Assim, fique atento: se você cochilou três vezes lendo esse texto, é homem (ou mulher na menopausa), está acima do peso, ronca e toma remédios para pressão alta, a chance de ter apneia obstrutiva do sono é infinitamente maior do que poderia imaginar. Procure um médico que pode lhe auxiliar no diagnóstico e no tratamento dessa doença tão comum e tão pouco comentada.

Dr. Alexandre F. Amaral

Referências

1.         Fishman’s Pulmonary Diseases and Disorders, 5th ed. Editor-in-Chief: Michael A. Grippi. Editors: Jack A. Elias, Jay A. Fishman, Robert M. Kotloff, Allan I. Pack, Robert M. Senior. Video Editor: Mark D. Siegel. New York: McGraw-Hill Medical; 2015.

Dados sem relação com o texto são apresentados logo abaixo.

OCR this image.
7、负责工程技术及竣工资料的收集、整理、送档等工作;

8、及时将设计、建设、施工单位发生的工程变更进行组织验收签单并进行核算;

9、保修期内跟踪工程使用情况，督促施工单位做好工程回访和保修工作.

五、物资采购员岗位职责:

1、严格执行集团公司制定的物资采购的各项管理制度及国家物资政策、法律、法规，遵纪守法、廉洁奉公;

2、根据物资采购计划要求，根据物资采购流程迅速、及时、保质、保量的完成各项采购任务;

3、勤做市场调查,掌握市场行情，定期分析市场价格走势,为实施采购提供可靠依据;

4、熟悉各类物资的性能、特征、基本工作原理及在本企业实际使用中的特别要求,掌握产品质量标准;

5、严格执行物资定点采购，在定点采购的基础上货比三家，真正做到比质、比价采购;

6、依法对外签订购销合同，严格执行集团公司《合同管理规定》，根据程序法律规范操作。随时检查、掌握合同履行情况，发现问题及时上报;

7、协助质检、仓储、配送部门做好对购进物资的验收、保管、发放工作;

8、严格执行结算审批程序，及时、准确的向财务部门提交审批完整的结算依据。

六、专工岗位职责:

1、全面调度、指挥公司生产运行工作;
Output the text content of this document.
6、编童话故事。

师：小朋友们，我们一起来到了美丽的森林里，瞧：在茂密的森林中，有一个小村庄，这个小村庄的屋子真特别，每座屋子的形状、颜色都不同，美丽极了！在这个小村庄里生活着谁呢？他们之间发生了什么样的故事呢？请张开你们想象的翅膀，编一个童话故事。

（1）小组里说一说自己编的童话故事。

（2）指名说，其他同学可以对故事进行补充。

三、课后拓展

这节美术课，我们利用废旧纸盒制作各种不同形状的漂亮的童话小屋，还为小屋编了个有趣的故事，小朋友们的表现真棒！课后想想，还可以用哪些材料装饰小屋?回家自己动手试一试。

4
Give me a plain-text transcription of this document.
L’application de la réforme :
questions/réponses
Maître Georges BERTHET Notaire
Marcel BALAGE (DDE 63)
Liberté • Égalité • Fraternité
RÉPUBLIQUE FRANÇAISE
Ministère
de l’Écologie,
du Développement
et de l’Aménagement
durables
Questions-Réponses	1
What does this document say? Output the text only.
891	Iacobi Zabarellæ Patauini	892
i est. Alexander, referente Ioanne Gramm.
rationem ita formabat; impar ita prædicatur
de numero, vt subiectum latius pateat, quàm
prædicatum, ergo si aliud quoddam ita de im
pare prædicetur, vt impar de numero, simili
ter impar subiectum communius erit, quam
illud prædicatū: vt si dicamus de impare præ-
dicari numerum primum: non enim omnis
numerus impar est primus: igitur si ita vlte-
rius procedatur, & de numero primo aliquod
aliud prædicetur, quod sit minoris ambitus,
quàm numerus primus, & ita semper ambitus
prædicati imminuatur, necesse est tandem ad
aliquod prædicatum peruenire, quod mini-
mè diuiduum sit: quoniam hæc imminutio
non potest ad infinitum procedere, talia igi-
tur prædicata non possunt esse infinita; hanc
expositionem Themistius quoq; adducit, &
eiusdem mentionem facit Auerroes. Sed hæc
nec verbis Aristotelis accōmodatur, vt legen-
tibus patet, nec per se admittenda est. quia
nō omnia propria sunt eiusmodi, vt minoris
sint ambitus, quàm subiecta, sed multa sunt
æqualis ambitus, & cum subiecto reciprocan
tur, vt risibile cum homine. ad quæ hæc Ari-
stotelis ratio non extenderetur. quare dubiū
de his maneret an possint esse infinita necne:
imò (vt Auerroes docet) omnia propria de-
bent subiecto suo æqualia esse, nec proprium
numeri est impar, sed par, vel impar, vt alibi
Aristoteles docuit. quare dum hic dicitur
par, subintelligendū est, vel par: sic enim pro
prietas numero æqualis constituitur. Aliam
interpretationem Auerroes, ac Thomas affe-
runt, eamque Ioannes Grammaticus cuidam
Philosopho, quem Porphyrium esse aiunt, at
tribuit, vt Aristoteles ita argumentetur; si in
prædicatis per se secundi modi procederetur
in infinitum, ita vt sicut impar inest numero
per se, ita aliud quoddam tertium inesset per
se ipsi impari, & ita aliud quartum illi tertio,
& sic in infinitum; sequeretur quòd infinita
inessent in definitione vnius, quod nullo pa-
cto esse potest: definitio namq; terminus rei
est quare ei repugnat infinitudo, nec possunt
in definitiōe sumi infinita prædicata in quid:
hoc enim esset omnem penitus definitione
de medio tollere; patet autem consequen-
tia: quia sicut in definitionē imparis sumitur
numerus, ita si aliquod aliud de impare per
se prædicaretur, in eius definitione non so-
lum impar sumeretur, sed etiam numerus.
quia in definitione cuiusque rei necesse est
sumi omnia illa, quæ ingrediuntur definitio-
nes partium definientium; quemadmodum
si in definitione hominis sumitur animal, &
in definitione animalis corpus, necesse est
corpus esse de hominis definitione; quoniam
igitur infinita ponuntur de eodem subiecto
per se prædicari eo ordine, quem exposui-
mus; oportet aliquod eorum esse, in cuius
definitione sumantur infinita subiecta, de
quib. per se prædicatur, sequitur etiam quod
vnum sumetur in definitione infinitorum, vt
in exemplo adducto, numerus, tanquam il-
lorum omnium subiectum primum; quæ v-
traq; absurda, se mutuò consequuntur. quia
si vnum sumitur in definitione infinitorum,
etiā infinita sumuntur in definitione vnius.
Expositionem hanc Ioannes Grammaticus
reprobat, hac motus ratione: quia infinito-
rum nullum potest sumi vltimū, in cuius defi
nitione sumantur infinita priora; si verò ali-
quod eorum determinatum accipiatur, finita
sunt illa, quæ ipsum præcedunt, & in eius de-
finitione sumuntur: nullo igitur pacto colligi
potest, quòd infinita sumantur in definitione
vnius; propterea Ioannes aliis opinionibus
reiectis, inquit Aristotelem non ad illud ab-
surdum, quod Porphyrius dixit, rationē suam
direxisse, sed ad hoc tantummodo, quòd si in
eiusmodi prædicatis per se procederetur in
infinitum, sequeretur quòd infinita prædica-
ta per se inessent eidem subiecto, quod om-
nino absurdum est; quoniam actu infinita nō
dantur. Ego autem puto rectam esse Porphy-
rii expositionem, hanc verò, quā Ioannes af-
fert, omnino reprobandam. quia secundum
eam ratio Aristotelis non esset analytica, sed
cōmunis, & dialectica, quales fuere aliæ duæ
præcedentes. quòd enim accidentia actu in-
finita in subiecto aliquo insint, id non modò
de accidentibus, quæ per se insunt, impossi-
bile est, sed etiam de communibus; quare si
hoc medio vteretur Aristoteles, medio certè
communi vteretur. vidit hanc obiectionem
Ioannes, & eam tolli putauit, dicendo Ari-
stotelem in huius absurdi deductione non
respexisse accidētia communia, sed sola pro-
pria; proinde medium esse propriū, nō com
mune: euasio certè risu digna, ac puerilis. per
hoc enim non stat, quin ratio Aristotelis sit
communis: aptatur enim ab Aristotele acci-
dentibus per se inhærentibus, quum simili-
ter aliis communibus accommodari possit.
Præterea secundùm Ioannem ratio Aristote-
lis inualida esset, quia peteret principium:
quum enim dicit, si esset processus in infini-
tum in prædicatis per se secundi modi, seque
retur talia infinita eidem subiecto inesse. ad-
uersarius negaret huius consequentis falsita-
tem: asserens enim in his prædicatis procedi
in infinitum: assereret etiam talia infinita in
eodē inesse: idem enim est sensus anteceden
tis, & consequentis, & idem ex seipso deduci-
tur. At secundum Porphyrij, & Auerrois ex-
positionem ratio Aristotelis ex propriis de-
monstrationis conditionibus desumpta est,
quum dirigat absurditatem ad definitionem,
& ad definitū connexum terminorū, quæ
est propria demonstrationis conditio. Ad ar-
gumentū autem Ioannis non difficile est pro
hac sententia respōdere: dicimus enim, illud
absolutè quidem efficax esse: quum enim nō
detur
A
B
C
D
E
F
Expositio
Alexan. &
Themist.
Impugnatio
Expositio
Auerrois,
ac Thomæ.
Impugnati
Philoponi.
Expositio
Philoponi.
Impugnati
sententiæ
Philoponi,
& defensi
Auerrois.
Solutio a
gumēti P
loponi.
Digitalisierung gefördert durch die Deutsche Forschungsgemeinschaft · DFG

2.         Tufik S., et al., Obstructive sleep apnea syndrome in the Sao Paulo Epidemiologic Sleep Study. Sleep Medicine, 2010. 11(5): p441-6.

3.         Sleep-related breathing disorders in adults: recommendations for syndrome definition and measurement techniques in clinical research. The Report of an American Academy of Sleep Medicine Task Force. Sleep, 1999. 1;22(5): p667-89.

4.         Guimarães, C. K., et al., Effects of Oropharyngeal Exercises on Patients with Moderate Obstructive Sleep Apnea Syndrome. American Journal of Respiratory and Critical Care Medicine, 2009. 179(10): p962-966.

5.         Jun, J. C., et al., Sleep apnoea. European Respiratory Review, 2016. 25(139): p12-18.